These drawdowns can get a bit depressing. Instead of just adding to my shares or ITM calls and subjecting myself to further big drawdowns, I have been adding some May 35/39 call spreads to my portfolio. This spread can be done for a debit of around 1.00. This should yield a 300% profit if pps is at 39. The May exp should also provide enough time, but not too much time. Since a pps of 40 could be another major resistance level, 39 should be a relatively easy target before May 2013.
Buy the May 32 calls for 3.25. Sell the Jan 35 calls for .67(diagonal calendar). Net debit 2.58. Roll up and out $1 in Feb, Mar, Apr and May. You'll end up $7 ITM and your net cost will actually be a credit.

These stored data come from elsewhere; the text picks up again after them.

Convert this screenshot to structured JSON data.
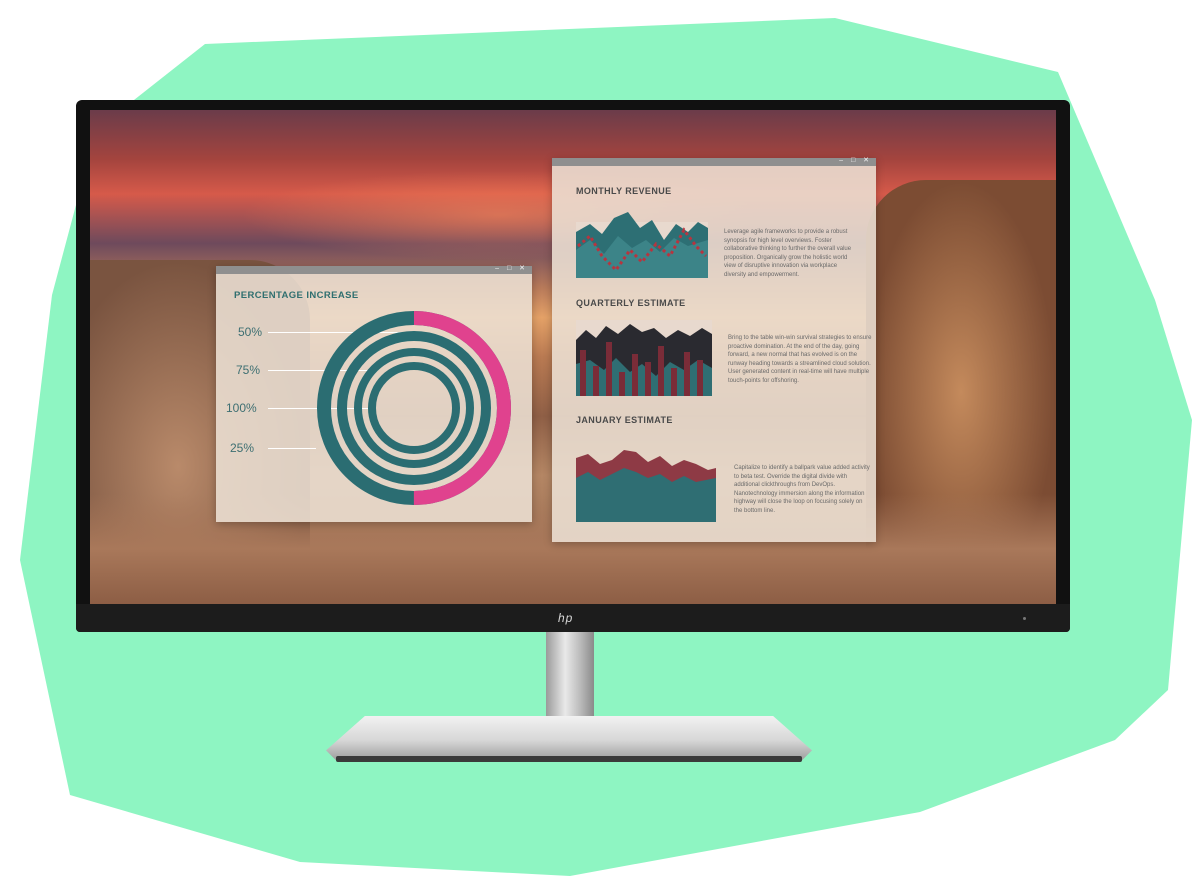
{
  "colors": {
    "background_blob": "#8ef5c2",
    "teal": "#2b6d72",
    "pink": "#e0428e",
    "dark_red": "#7a2c38"
  },
  "monitor": {
    "brand_logo": "hp"
  },
  "window_controls": {
    "minimize": "–",
    "maximize": "□",
    "close": "✕"
  },
  "percentage_window": {
    "title": "PERCENTAGE INCREASE",
    "rings": [
      {
        "label": "50%",
        "value": 50
      },
      {
        "label": "75%",
        "value": 75
      },
      {
        "label": "100%",
        "value": 100
      },
      {
        "label": "25%",
        "value": 25
      }
    ]
  },
  "revenue_window": {
    "sections": [
      {
        "title": "MONTHLY REVENUE",
        "text": "Leverage agile frameworks to provide a robust synopsis for high level overviews. Foster collaborative thinking to further the overall value proposition. Organically grow the holistic world view of disruptive innovation via workplace diversity and empowerment."
      },
      {
        "title": "QUARTERLY ESTIMATE",
        "text": "Bring to the table win-win survival strategies to ensure proactive domination. At the end of the day, going forward, a new normal that has evolved is on the runway heading towards a streamlined cloud solution. User generated content in real-time will have multiple touch-points for offshoring."
      },
      {
        "title": "JANUARY ESTIMATE",
        "text": "Capitalize to identify a ballpark value added activity to beta test. Override the digital divide with additional clickthroughs from DevOps. Nanotechnology immersion along the information highway will close the loop on focusing solely on the bottom line."
      }
    ]
  }
}
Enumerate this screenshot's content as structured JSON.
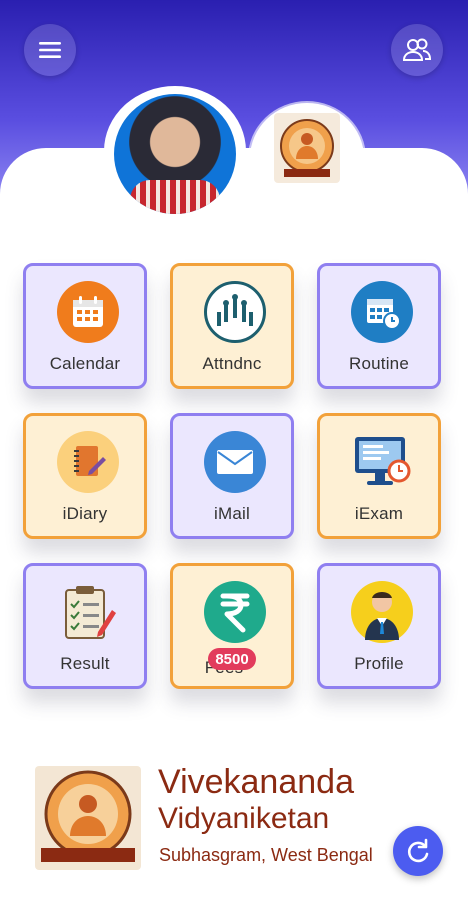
{
  "header": {
    "menu_icon": "hamburger-menu-icon",
    "users_icon": "users-icon"
  },
  "tiles": [
    {
      "label": "Calendar",
      "icon": "calendar-icon",
      "style": "purple"
    },
    {
      "label": "Attndnc",
      "icon": "raised-hands-icon",
      "style": "orange"
    },
    {
      "label": "Routine",
      "icon": "routine-schedule-icon",
      "style": "purple"
    },
    {
      "label": "iDiary",
      "icon": "diary-icon",
      "style": "orange"
    },
    {
      "label": "iMail",
      "icon": "mail-icon",
      "style": "purple"
    },
    {
      "label": "iExam",
      "icon": "exam-monitor-icon",
      "style": "orange"
    },
    {
      "label": "Result",
      "icon": "result-clipboard-icon",
      "style": "purple"
    },
    {
      "label": "Fees",
      "icon": "rupee-icon",
      "style": "orange",
      "badge": "8500"
    },
    {
      "label": "Profile",
      "icon": "profile-person-icon",
      "style": "purple"
    }
  ],
  "school": {
    "name_line1": "Vivekananda",
    "name_line2": "Vidyaniketan",
    "address": "Subhasgram, West Bengal",
    "logo_text": "VIVEKANANDA VIDYANIKETAN",
    "logo_estd": "ESTD - 2000",
    "logo_motto": "Vivekananda Vidyaniketan"
  },
  "colors": {
    "header": "#2a1fb0",
    "tile_purple_border": "#8f7ff0",
    "tile_orange_border": "#f2a13a",
    "school_text": "#8b2a12",
    "refresh_button": "#4c5cf0"
  },
  "refresh_icon": "refresh-icon"
}
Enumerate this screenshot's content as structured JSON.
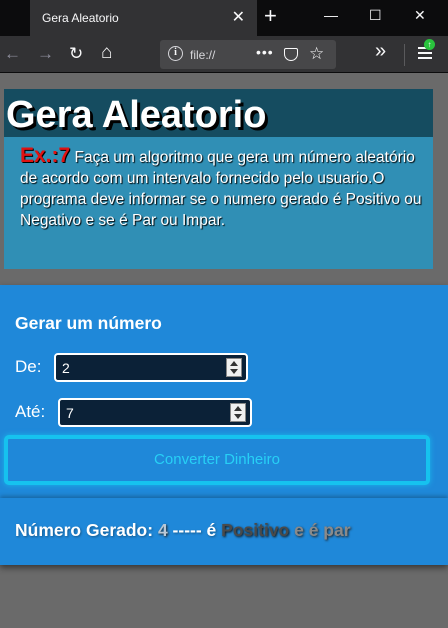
{
  "browser": {
    "tab_title": "Gera Aleatorio",
    "url": "file://",
    "close_glyph": "✕",
    "new_tab_glyph": "+",
    "minimize_glyph": "—",
    "maximize_glyph": "☐",
    "window_close_glyph": "✕",
    "back_glyph": "←",
    "forward_glyph": "→",
    "reload_glyph": "↻",
    "home_glyph": "⌂",
    "info_glyph": "i",
    "dots_glyph": "•••",
    "star_glyph": "☆",
    "overflow_glyph": "»",
    "update_glyph": "↑"
  },
  "header": {
    "title": "Gera Aleatorio",
    "exercise_label": "Ex.:7",
    "description": " Faça um algoritmo que gera um número aleatório de acordo com um intervalo fornecido pelo usuario.O programa deve informar se o numero gerado é Positivo ou Negativo e se é Par ou Impar."
  },
  "form": {
    "title": "Gerar um número",
    "from_label": "De:",
    "from_value": "2",
    "to_label": "Até:",
    "to_value": "7",
    "button_label": "Converter Dinheiro"
  },
  "result": {
    "prefix": "Número Gerado: ",
    "number": "4",
    "separator": " ----- é ",
    "sign": "Positivo",
    "parity": " e é par"
  },
  "colors": {
    "panel": "#1f88d9",
    "header_box": "#308fb5",
    "title_bar": "#154c60",
    "button_border": "#16c2ef",
    "exercise_label": "#e01212"
  }
}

Your diagonal call spread looks good. I may give it a try. I think the best way to play this is to just do a variety of different trades for different possible outcomes.
What do you think of these protective put spreads I have recommended to my friends, which could be done almost as a free trade. I am thinking in case we get a market correction, it may drift down to 28, worst case scenario low of 25.
long 1 Feb 30 / short 1 Feb 28 & short 1 Feb 27 for a debit of 0.05
Potential Outcome at exp. :
pps / profit
29 / + 1.00
28 / + 2.00
27 / + 2.00
26 / + 1.00
25 / breakeven
I also plan to do a second put spread:
long 1 Feb 29 / short 1 Feb 27 & short 1 Feb 26 for a debit of 0.07
The potential outcome of this second one would be the same but at one dollar lower strikes, breakeven at 24. (These trades are so cheap that I have rounded them to the nearest dollar).
Now in case it gets really bad, these put spreads could always be rolled down to lower strike spreads.